Another stock we like a great deal is Apple. Given its long term history, Apple has been a stellar performer. It hit a high last year of $705. Last week it touched the lowest price it had seen over the previous 12 months and traded as low as $435 a share last week.
When evaluating stocks, one of the first things you review is the company’s most recent earnings report. Last week Apple reported earnings that exceeded what the analysts were expecting. They missed their revenue mark by just a little but that was enough to drive the price down more than 12 percent last Thursday.
Another key indicator is the price to earnings ratio or PE. Apple’s forward looking PE is a 6! That’s so low from a historical perspective. Apple’s annualized returns are: 3-years 32.09 percent; 5-years 27.44 percent and for 10-years a whopping 52.44 percent. And that’s after falling 32 percent from its all-time high. It pays a $10.60 annual dividend. Insiders own quite a bit more stock today than they did a year ago. These stats are through the close of business last week.
Analysts are experts who supposedly track a company’s performance, visit factories, offices, talk to employees, etc. They have inside information that the public does not have. Thanks to the Enron debacle last decade, they do have to report their findings and that’s what it means when we say “analysts’ expectations.”

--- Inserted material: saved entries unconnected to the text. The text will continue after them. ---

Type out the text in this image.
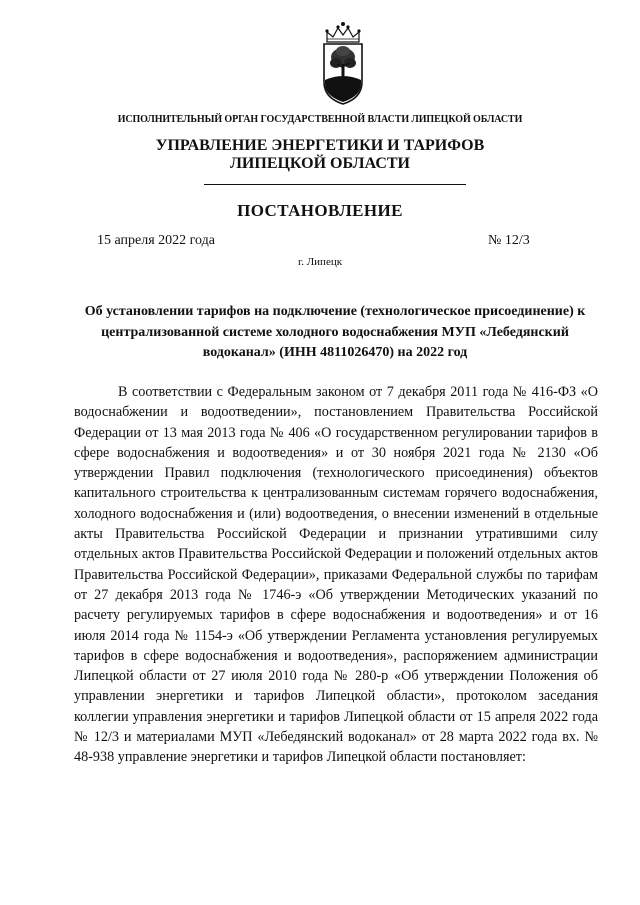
ИСПОЛНИТЕЛЬНЫЙ ОРГАН ГОСУДАРСТВЕННОЙ ВЛАСТИ ЛИПЕЦКОЙ ОБЛАСТИ
УПРАВЛЕНИЕ ЭНЕРГЕТИКИ И ТАРИФОВ
ЛИПЕЦКОЙ ОБЛАСТИ
ПОСТАНОВЛЕНИЕ
15 апреля 2022 года	№ 12/3
г. Липецк
Об установлении тарифов на подключение (технологическое присоединение) к централизованной системе холодного водоснабжения МУП «Лебедянский водоканал» (ИНН 4811026470) на 2022 год

В соответствии с Федеральным законом от 7 декабря 2011 года № 416-ФЗ «О водоснабжении и водоотведении», постановлением Правительства Российской Федерации от 13 мая 2013 года № 406 «О государственном регулировании тарифов в сфере водоснабжения и водоотведения» и от 30 ноября 2021 года № 2130 «Об утверждении Правил подключения (технологического присоединения) объектов капитального строительства к централизованным системам горячего водоснабжения, холодного водоснабжения и (или) водоотведения, о внесении изменений в отдельные акты Правительства Российской Федерации и признании утратившими силу отдельных актов Правительства Российской Федерации и положений отдельных актов Правительства Российской Федерации», приказами Федеральной службы по тарифам от 27 декабря 2013 года № 1746-э «Об утверждении Методических указаний по расчету регулируемых тарифов в сфере водоснабжения и водоотведения» и от 16 июля 2014 года № 1154-э «Об утверждении Регламента установления регулируемых тарифов в сфере водоснабжения и водоотведения», распоряжением администрации Липецкой области от 27 июля 2010 года № 280-р «Об утверждении Положения об управлении энергетики и тарифов Липецкой области», протоколом заседания коллегии управления энергетики и тарифов Липецкой области от 15 апреля 2022 года № 12/3 и материалами МУП «Лебедянский водоканал» от 28 марта 2022 года вх. № 48-938 управление энергетики и тарифов Липецкой области постановляет:
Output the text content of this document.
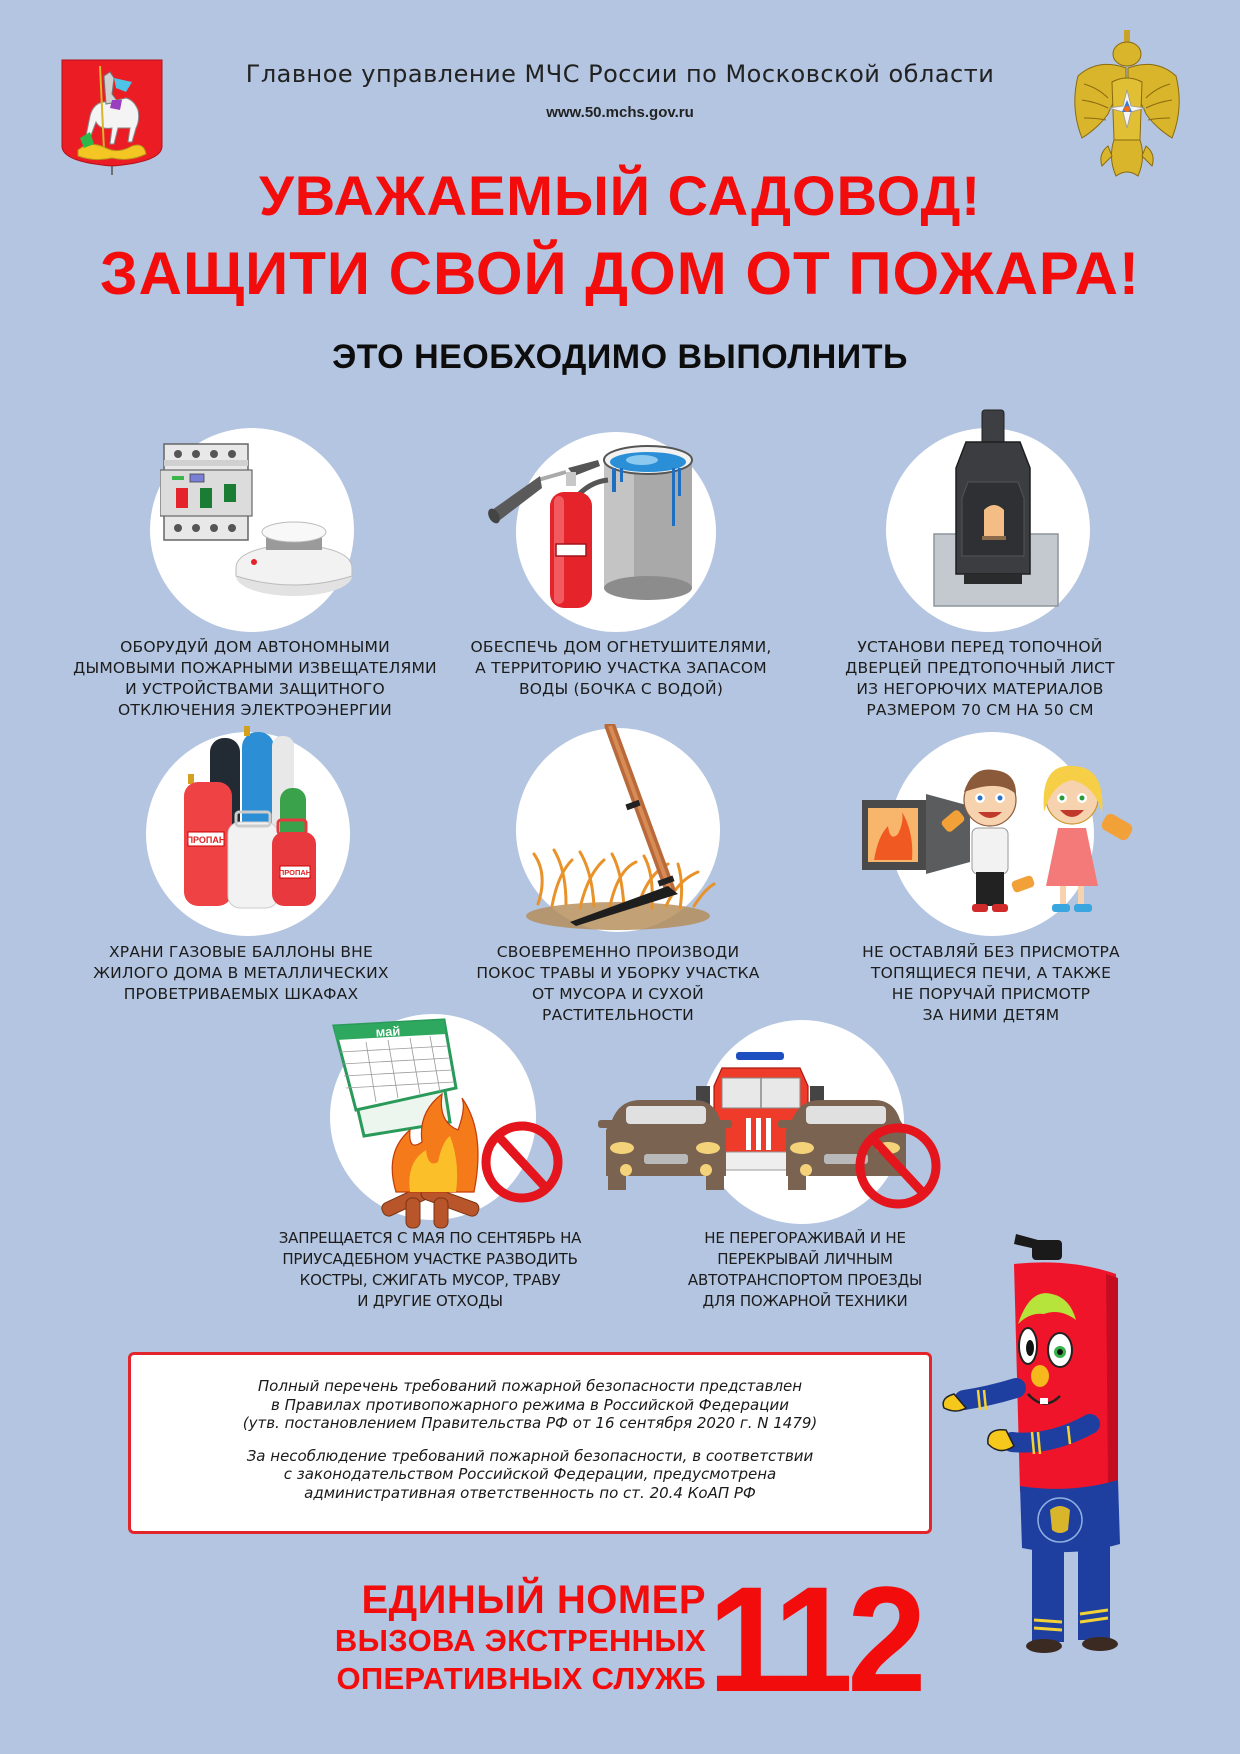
Главное управление МЧС России по Московской области
www.50.mchs.gov.ru
УВАЖАЕМЫЙ САДОВОД!
ЗАЩИТИ СВОЙ ДОМ ОТ ПОЖАРА!
ЭТО НЕОБХОДИМО ВЫПОЛНИТЬ
ОБОРУДУЙ ДОМ АВТОНОМНЫМИ
ДЫМОВЫМИ ПОЖАРНЫМИ ИЗВЕЩАТЕЛЯМИ
И УСТРОЙСТВАМИ ЗАЩИТНОГО
ОТКЛЮЧЕНИЯ ЭЛЕКТРОЭНЕРГИИ
ОБЕСПЕЧЬ ДОМ ОГНЕТУШИТЕЛЯМИ,
А ТЕРРИТОРИЮ УЧАСТКА ЗАПАСОМ
ВОДЫ (БОЧКА С ВОДОЙ)
УСТАНОВИ ПЕРЕД ТОПОЧНОЙ
ДВЕРЦЕЙ ПРЕДТОПОЧНЫЙ ЛИСТ
ИЗ НЕГОРЮЧИХ МАТЕРИАЛОВ
РАЗМЕРОМ 70 СМ НА 50 СМ
ПРОПАН
ПРОПАН
ХРАНИ ГАЗОВЫЕ БАЛЛОНЫ ВНЕ
ЖИЛОГО ДОМА В МЕТАЛЛИЧЕСКИХ
ПРОВЕТРИВАЕМЫХ ШКАФАХ
СВОЕВРЕМЕННО ПРОИЗВОДИ
ПОКОС ТРАВЫ И УБОРКУ УЧАСТКА
ОТ МУСОРА И СУХОЙ
РАСТИТЕЛЬНОСТИ
НЕ ОСТАВЛЯЙ БЕЗ ПРИСМОТРА
ТОПЯЩИЕСЯ ПЕЧИ, А ТАКЖЕ
НЕ ПОРУЧАЙ ПРИСМОТР
ЗА НИМИ ДЕТЯМ
май
ЗАПРЕЩАЕТСЯ С МАЯ ПО СЕНТЯБРЬ НА
ПРИУСАДЕБНОМ УЧАСТКЕ РАЗВОДИТЬ
КОСТРЫ, СЖИГАТЬ МУСОР, ТРАВУ
И ДРУГИЕ ОТХОДЫ
НЕ ПЕРЕГОРАЖИВАЙ И НЕ
ПЕРЕКРЫВАЙ ЛИЧНЫМ
АВТОТРАНСПОРТОМ ПРОЕЗДЫ
ДЛЯ ПОЖАРНОЙ ТЕХНИКИ
Полный перечень требований пожарной безопасности представлен
в Правилах противопожарного режима в Российской Федерации
(утв. постановлением Правительства РФ от 16 сентября 2020 г. N 1479)
За несоблюдение требований пожарной безопасности, в соответствии
с законодательством Российской Федерации, предусмотрена
административная ответственность по ст. 20.4 КоАП РФ
ЕДИНЫЙ НОМЕР
ВЫЗОВА ЭКСТРЕННЫХ
ОПЕРАТИВНЫХ СЛУЖБ 112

Lately, we don’t have a lot confidence in what the analysts are saying. Last week NetFlix was downgraded to a hold by one firm. It soared 40% the next day. After Apple missed its revenue number, many analysts downgraded their forecast of the price of the stock in the future. It certainly would have been nice if they had done that before the stock fell 12 percent in one day!
Wall Street is a very fickle creature. When a stock falls out of favor, it can take years or better than a decade for it to regain favor. IBM in the 1980s, Baby Bell stocks in the 1990s and many more. However, I don’t think it will take Apple that long to climb back to the top.
They have an amazing product line. They have been working on Apple TV for some time and we expect to see something significant on that front this year. In addition they have $125 billion sitting in banks around the world. That gives them ability to move very quickly and impact nearly any market they desire.
Don’t expect Apple to ride off into the sunset like so many others. Being a southerner, we know that an animal is most dangerous when it is backed into a corner or when it feels threatened. Apple has been backed into a corner and many predators are licking their chops to take a bite out of them. They best move forward cautiously.
As the S&P 500 flirts with 5-year highs, if Apple could right its ship, we would have the potential for a rewarding year in the stock market.
Please remember that even if Apple or any other stock we discuss goes up significantly in value, it still is not a suitable investment for every person who wants to buy equities. Please review this and other financial decisions with your advisors and trusted friends and family. All investments can and will lose money at various times. You can even lose your principal. If you cannot accept that as a risk, then equities should not be in your portfolio.